One is to observe that its in Israel's interest. Christian Arabs complicate Israel's narrative which it sells to the West - that it is the chief bulwark against radical Islam. How can it argue this when it oppresses Arab Christians as much as it does Muslims?

But more importantly, I believe that Israel, Jews internationally, and the American elite are in favor of eliminating Christianity in the region, and really, in the world as a whole.

And my sense, from going to an array of churches from both Protestant and Catholic denomiantions, is that American Christians are basically in favor of this. Or rather - American Christians across the board prioritize the interests of Jews in the Middle East. If you ask an evangelical point blank, I do believe they will admit that they value the Jews (or Judaics if you will) as the chosen people more than Middle Eastern Christian communities such as in Syria, Iraq, or Egypt. The Catholic Church implicitly also takes this position or else I would hear on Sunday of the plight of our brethren in Syria.

American Christians only care about the region to the extent that it impacts Israel.

What's extraordinary is that more than a century ago, the plight of Christians in the Middle East in the domains of the former Ottoman Empire constituted the so-called Eastern Question and were considered of burning importance for the faithful. The fact that our supposedly more globally conscious Christians show no such concern for their brethren is indicative of how the faith is dying in the West.

michael said...

This is a very good question. Could the answer to this question have any connection to the answer to another question-why did American want all the Christians out of Hiroshima?

Unknown said...

This has to do with a couple of things primarily. One - it is in the American DNA to be against anything that is perceived to be tyranny and against democracy. American Christians bought into the media's and US gov't lies that the Syrian rebels really were fighting for freedom and democracy. Two -another problem is that there is not enough connection between the western and eastern churches. This is decidedly against anything Jesus asked us when He said for Christians to love one another. 3) Christians in the US are fighting many battles on many fronts - abortion, immorality, in addition to supporting many of the world's ministries via donations. US Christians are flooded with the problems and struggles of every people in every nation. We are asked, often several times a day for donations and support for people all over the world. It gets staggering sometimes. Most Christians here end up focusing on one situation or group. Christian have NO influence in the media and although many Christian reporters, politicians, etc have been crying out about the persecution in the ME to the Christians, they are virtually silenced by the MSM and the stories are never given wide audience. We can and must speak out against the barbarity and clear direction of the Syrian rebels. The US has aided and abetted the atrocities committed against the Syrian people. The Christians are getting stronger and stronger in their outcry.

Therapsid said...

I don't think you can blame the division between the Eastern and Western branches of Christendom for the utter silence of American Christians.

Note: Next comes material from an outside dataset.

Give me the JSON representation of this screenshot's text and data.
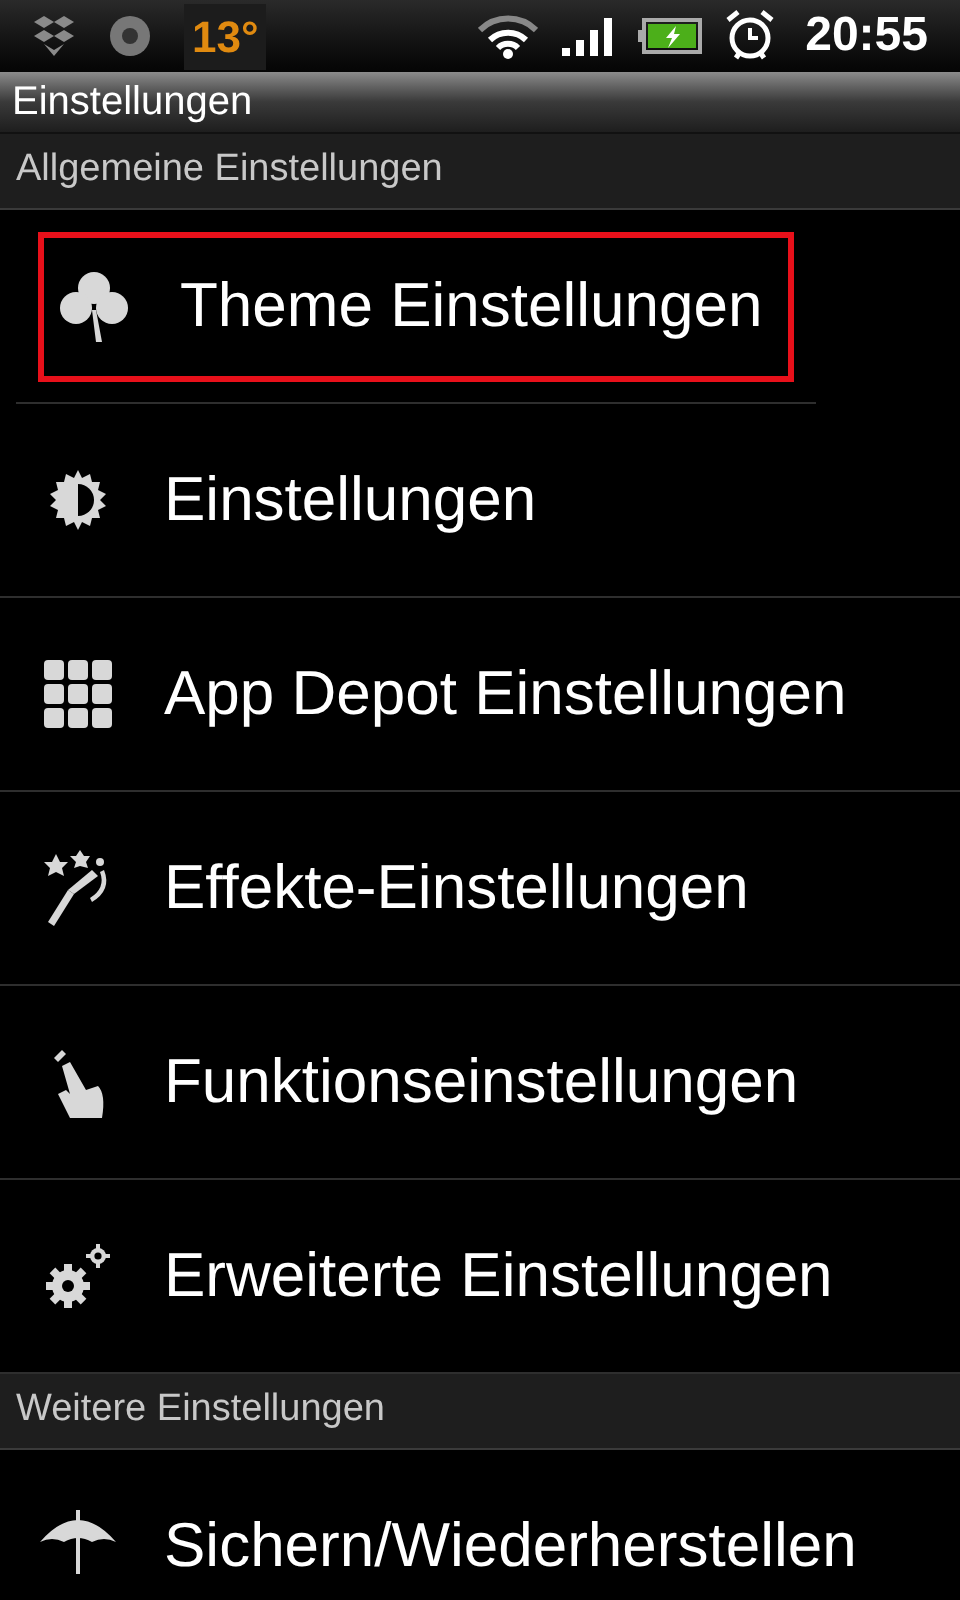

In the 19th and early 20th century, the so-called Eastern Question, regarding the state of Christians in the Ottoman Empire, was a burning controversy for people in Europe and the United States. Christians in America back then were publicly concerned with their brethren in the Middle East.

It can't be argued with a straight face that Americans in the 1800's were more connected to events in the Middle East than their descendants today. No, the change is that contemporary Christians in the U.S. and Europe have switched their allegiance from Middle Eastern Christians to Israel, and have indeed forgotten about the former altogether.

Richard said...

Therapsid is 100% right.

Jason said...

To underscore the history of this Convent, in the 6th century Emperor Justinian I encountered an icon of the Most Holy Theotokos there which told him to build the church.

There is also the Chagoura icon, which is reputed to have been written by St. Luke.

Countless miracles have occurred at Saydnaya. May the All Holy Virgin and the Saints' prayers continue to intercede and protect it and those there.